The Affordable Care Act (what Republicans contemptuously refer to as “Obamacare”) goes before our brilliant Supreme Court this week. Given that the law does yeoman service to preserving the private health insurance industry in America and is therefore a friend to the almighty Corporation, one might expect them to turn back the constitutional challenges on that basis alone. There are, of course, stronger constitutional arguments in favor of the plan – David Cole runs through them in The Nation much more fluently than I could ever attempt to do. I think, though, that we have to see these challenges for what they are, not for an effort to secure something called “economic freedom” which G.O.P. presidential candidates regularly invoke but fail to define.

The challenges are, of course, a cynical delaying tactic and an effort to procure through other means what the Republicans failed to achieve through the legislative process. They have attempted to put a log in the spokes of this effort from the very beginning, despite the fact that the legislation we ended up with is precisely the kind of health reform their party has been advocating for decades. Aside from a slight expansion of those covered by Medicaid, under this legislation health insurance remains in the private sector. Outside of Medicare, Medicaid, and the VA, no one will have government health insurance unless they’re covered by a state plan. So the Republicans’ charge of a “government takeover of health care” is a transparent lie.

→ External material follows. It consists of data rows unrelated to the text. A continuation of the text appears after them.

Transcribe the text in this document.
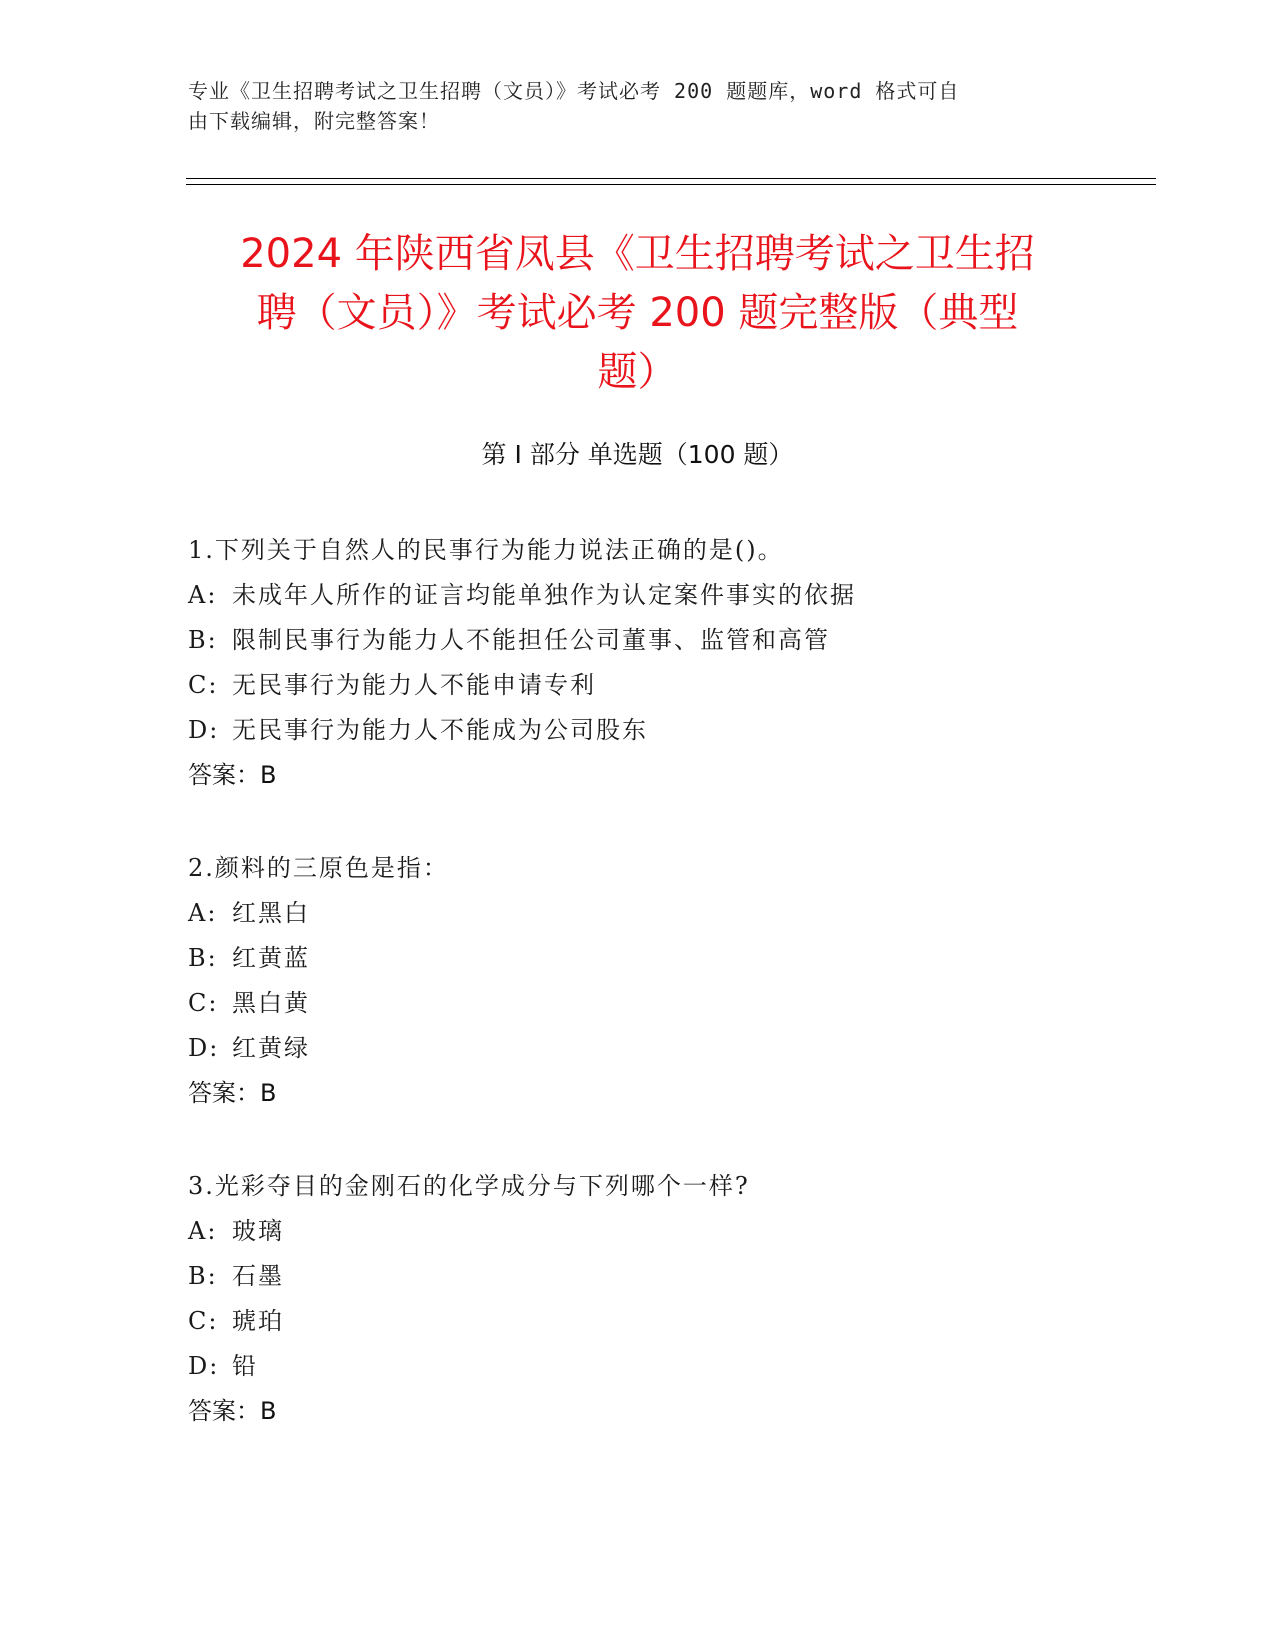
专业《卫生招聘考试之卫生招聘（文员）》考试必考 200 题题库，word 格式可自
由下载编辑，附完整答案！
2024 年陕西省凤县《卫生招聘考试之卫生招
聘（文员）》考试必考 200 题完整版（典型
题）
第 I 部分 单选题（100 题）
1.下列关于自然人的民事行为能力说法正确的是()。
A: 未成年人所作的证言均能单独作为认定案件事实的依据
B: 限制民事行为能力人不能担任公司董事、监管和高管
C: 无民事行为能力人不能申请专利
D: 无民事行为能力人不能成为公司股东
答案：B
2.颜料的三原色是指：
A: 红黑白
B: 红黄蓝
C: 黑白黄
D: 红黄绿
答案：B
3.光彩夺目的金刚石的化学成分与下列哪个一样?
A: 玻璃
B: 石墨
C: 琥珀
D: 铅
答案：B
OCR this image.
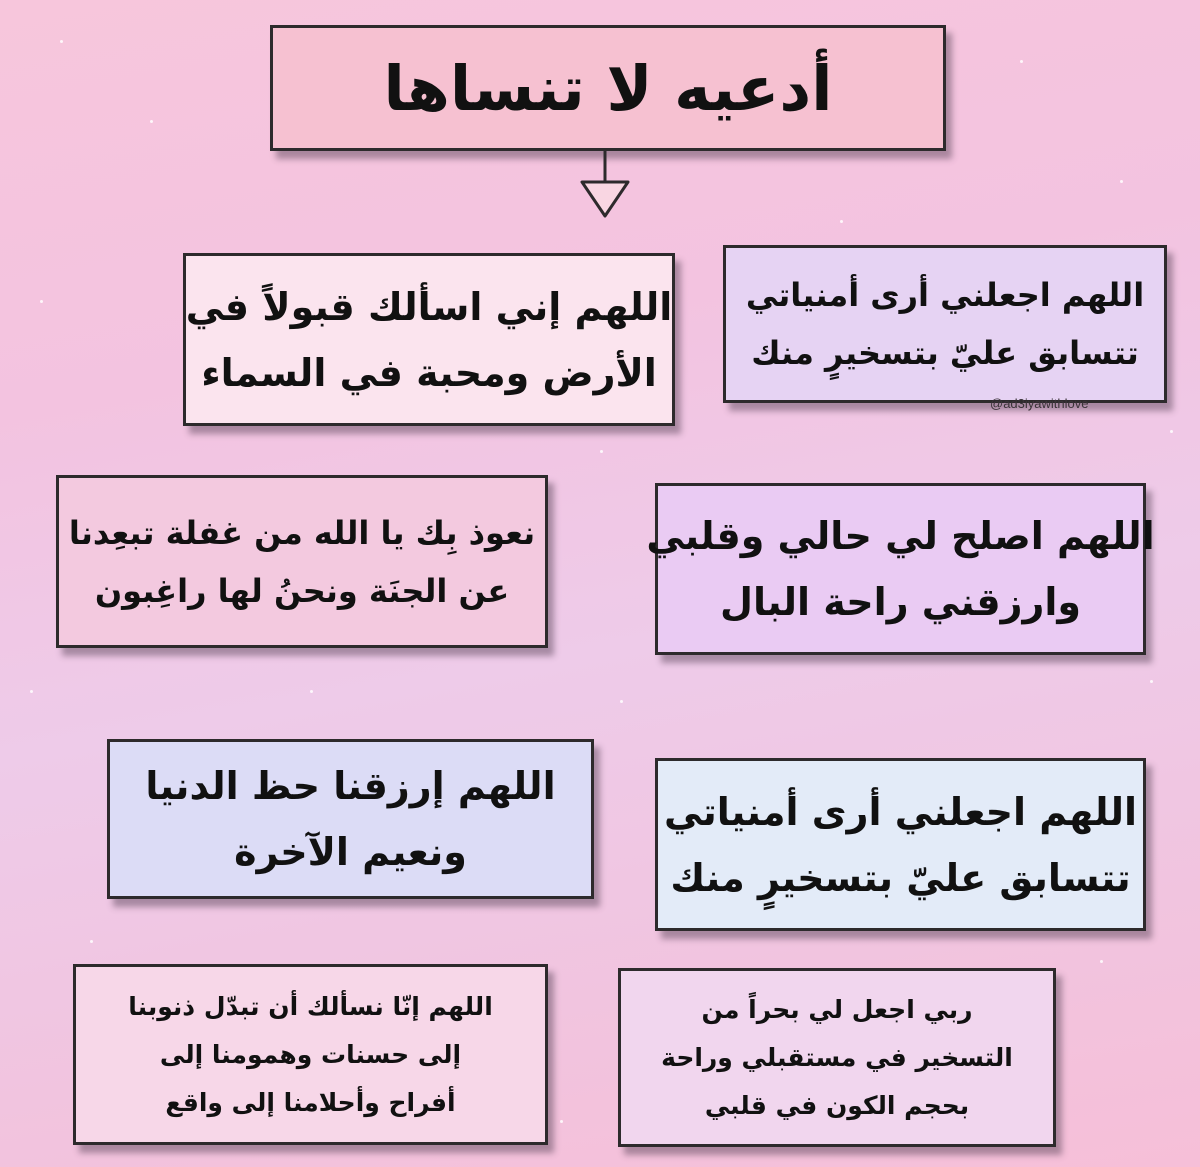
أدعيه لا تنساها
اللهم إني اسألك قبولاً في
الأرض ومحبة في السماء
اللهم اجعلني أرى أمنياتي
تتسابق عليّ بتسخيرٍ منك
@ad3iyawithlove
نعوذ بِك يا الله من غفلة تبعِدنا
عن الجنَة ونحنُ لها راغِبون
اللهم اصلح لي حالي وقلبي
وارزقني راحة البال
اللهم إرزقنا حظ الدنيا
ونعيم الآخرة
اللهم اجعلني أرى أمنياتي
تتسابق عليّ بتسخيرٍ منك
اللهم إنّا نسألك أن تبدّل ذنوبنا
إلى حسنات وهمومنا إلى
أفراح وأحلامنا إلى واقع
ربي اجعل لي بحراً من
التسخير في مستقبلي وراحة
بحجم الكون في قلبي
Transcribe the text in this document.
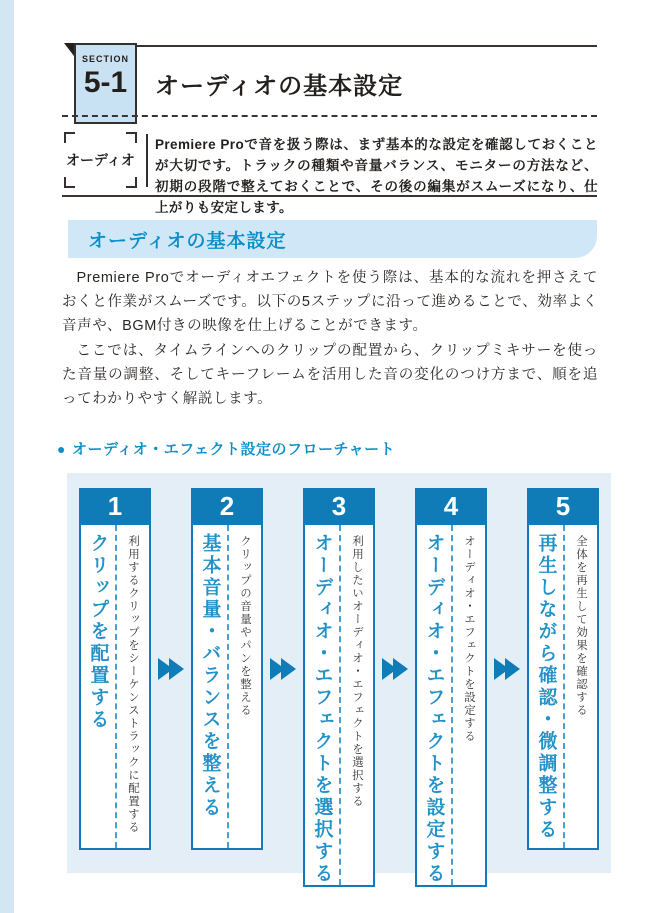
SECTION
5-1	オーディオの基本設定
オーディオ

Premiere Proで音を扱う際は、まず基本的な設定を確認しておくことが大切です。トラックの種類や音量バランス、モニターの方法など、初期の段階で整えておくことで、その後の編集がスムーズになり、仕上がりも安定します。

オーディオの基本設定

Premiere Proでオーディオエフェクトを使う際は、基本的な流れを押さえておくと作業がスムーズです。以下の5ステップに沿って進めることで、効率よく音声や、BGM付きの映像を仕上げることができます。

ここでは、タイムラインへのクリップの配置から、クリップミキサーを使った音量の調整、そしてキーフレームを活用した音の変化のつけ方まで、順を追ってわかりやすく解説します。

● オーディオ・エフェクト設定のフローチャート
1
クリップを配置する 利用するクリップをシーケンストラックに配置する
2
基本音量・バランスを整える クリップの音量やパンを整える
3
オーディオ・エフェクトを選択する 利用したいオーディオ・エフェクトを選択する
4
オーディオ・エフェクトを設定する オーディオ・エフェクトを設定する
5
再生しながら確認・微調整する 全体を再生して効果を確認する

I don’t think the AFA is the best solution. I think we should have Medicare for all, expanded sufficiently to eliminate the need for so-called “Medigap” coverage. It would work better, be more efficient, bring better outcomes, and likely cost a great deal less than what we have now. Nevertheless, the AFA has some virtues; it has helped some people keep their coverage. Perhaps most importantly, it establishes the principle of national health insurance – one that we can hopefully build upon in the years to come.

The attack on the personal mandate is laughable, frankly. I’m starting to think that Americans – even though we live in the land of a billion insurance policies – simply do not understand the basic concept of insurance. “I don’t see why I should pay the medical bills of some drunk who sits around watching T.V. all day,” a neighbor of mine once griped. (He’s on Medicare.) Thing is, we already do pay for that guy. If he has no coverage and ends up in the hospital – as pretty much all of us eventually do – ultimately the bill goes to us. It’s a question of how we cover these costs.

People bridle at the notion of government forcing us to purchase something. But (like it or not), government has the right to tax us, correct? The health mandate says, buy a policy; if you can’t afford it, we’ll subsidize you. If you can afford it and refuse, you pay a tax. The fact is, the government is basically taxing everyone to provide universal coverage. Buy a policy and you get out of paying the tax. That’s not forcing you to do anything: you don’t have to buy insurance. But if you want the tax break, that’s what you’ve got to do. What’s unconstitutional about that?

Republicans say they have an alternative, and indeed they do: absolutely nothing. If there’s one thing you can say unequivocally about the AFA, it’s that it is better than nothing.